O menopauzie generalnie wiemy tyle, że się robi gorąco. No i że matka, jak miała, to była wkurzona. Moja akurat nie miała, bo wcześniej miała raka, ale zrobiłam wywiad wśród koleżanek. A tu się nagle okazuje, że te nocne duszności i złość to małe miki przy całym spektrum katastrof, jakie przyszykowała dla nas matka natura. A całe przedstawienie zacznie się kilka lat wcześniej, nim menopauza uderzy z pełną mocą. Będzie zmęczenie, rozdrażnienie, być może depresja. Tłuszcz w miejscach, gdzie go nie było, niemożność schudnięcia. Jeśli zaczniemy przygotowania wcześniej, a przynajmniej tak twierdzi mądra pani doktor, która nazwała moją cukrzycę starzeniem skokowym, to mamy szansę się trochę wywinąć.

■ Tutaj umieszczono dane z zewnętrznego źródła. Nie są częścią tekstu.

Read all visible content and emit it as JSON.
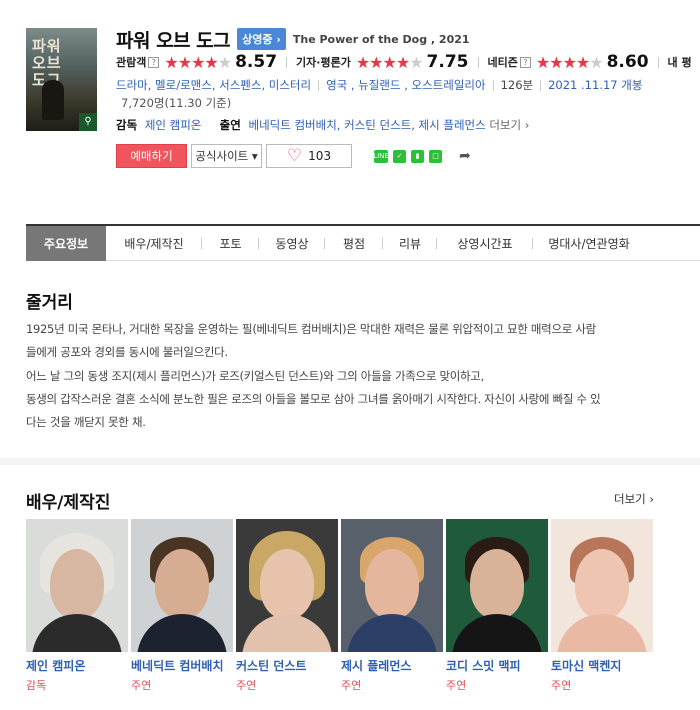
{
  "movie": {
    "title": "파워 오브 도그",
    "status_badge": "상영중 ›",
    "original_title": "The Power of the Dog , 2021",
    "poster_text": "파워\n오브\n도그"
  },
  "ratings": [
    {
      "label": "관람객",
      "stars_full": 4,
      "score": "8.57"
    },
    {
      "label": "기자·평론가",
      "stars_full": 4,
      "score": "7.75"
    },
    {
      "label": "네티즌",
      "stars_full": 4,
      "score": "8.60"
    },
    {
      "label": "내 평"
    }
  ],
  "meta": {
    "genres": "드라마, 멜로/로맨스, 서스펜스, 미스터리",
    "countries": "영국 , 뉴질랜드 , 오스트레일리아",
    "runtime": "126분",
    "release": "2021 .11.17 개봉",
    "audience": "7,720명(11.30 기준)"
  },
  "credits": {
    "director_label": "감독",
    "director": "제인 캠피온",
    "cast_label": "출연",
    "cast": "베네딕트 컴버배치, 커스틴 던스트, 제시 플레먼스",
    "more": "더보기 ›"
  },
  "actions": {
    "book": "예매하기",
    "official_site": "공식사이트 ▾",
    "like_count": "103"
  },
  "tabs": [
    "주요정보",
    "배우/제작진",
    "포토",
    "동영상",
    "평점",
    "리뷰",
    "상영시간표",
    "명대사/연관영화"
  ],
  "synopsis": {
    "title": "줄거리",
    "lines": [
      "1925년 미국 몬타나, 거대한 목장을 운영하는 필(베네딕트 컴버배치)은 막대한 재력은 물론 위압적이고 묘한 매력으로 사람",
      "들에게 공포와 경외를 동시에 불러일으킨다.",
      " 어느 날 그의 동생 조지(제시 플리먼스)가 로즈(키얼스틴 던스트)와 그의 아들을 가족으로 맞이하고,",
      " 동생의 갑작스러운 결혼 소식에 분노한 필은 로즈의 아들을 볼모로 삼아 그녀를 옭아매기 시작한다. 자신이 사랑에 빠질 수 있",
      "다는 것을 깨닫지 못한 채."
    ]
  },
  "cast_section": {
    "title": "배우/제작진",
    "more": "더보기 ›",
    "people": [
      {
        "name": "제인 캠피온",
        "role": "감독"
      },
      {
        "name": "베네딕트 컴버배치",
        "role": "주연"
      },
      {
        "name": "커스틴 던스트",
        "role": "주연"
      },
      {
        "name": "제시 플레먼스",
        "role": "주연"
      },
      {
        "name": "코디 스밋 맥피",
        "role": "주연"
      },
      {
        "name": "토마신 맥켄지",
        "role": "주연"
      }
    ]
  },
  "colors": {
    "accent_red": "#f0555d",
    "link_blue": "#2e5fb5",
    "badge_blue": "#4a87d6",
    "star_red": "#e8364a"
  }
}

Dorota Szelągowska poradziła kobietom, aby zawsze dbały o siebie, nawet jeśli chodzi o pozoru tak proste rzeczy, jak utrzymywanie dobrej postawy.
Warto zdać sobie sprawę z kolei rzeczy, trochę się przestraszyć, poczytać i poszperać. (...) Ja na przykład bardzo żałuję, że nikt mnie nie przekonał 25 lat temu, że odpowiednia postawa to nie tylko bezsensowne jęki dorosłych, ale też dobra linia szczęki po czterdziestce. Jeśli nie wierzycie, to stańcie przed lustrem z profilu i przyjrzyjcie się własnej żuchwie, jak się wyprostujecie i jak nie. No i teraz to już mi musicie uwierzyć - dodała.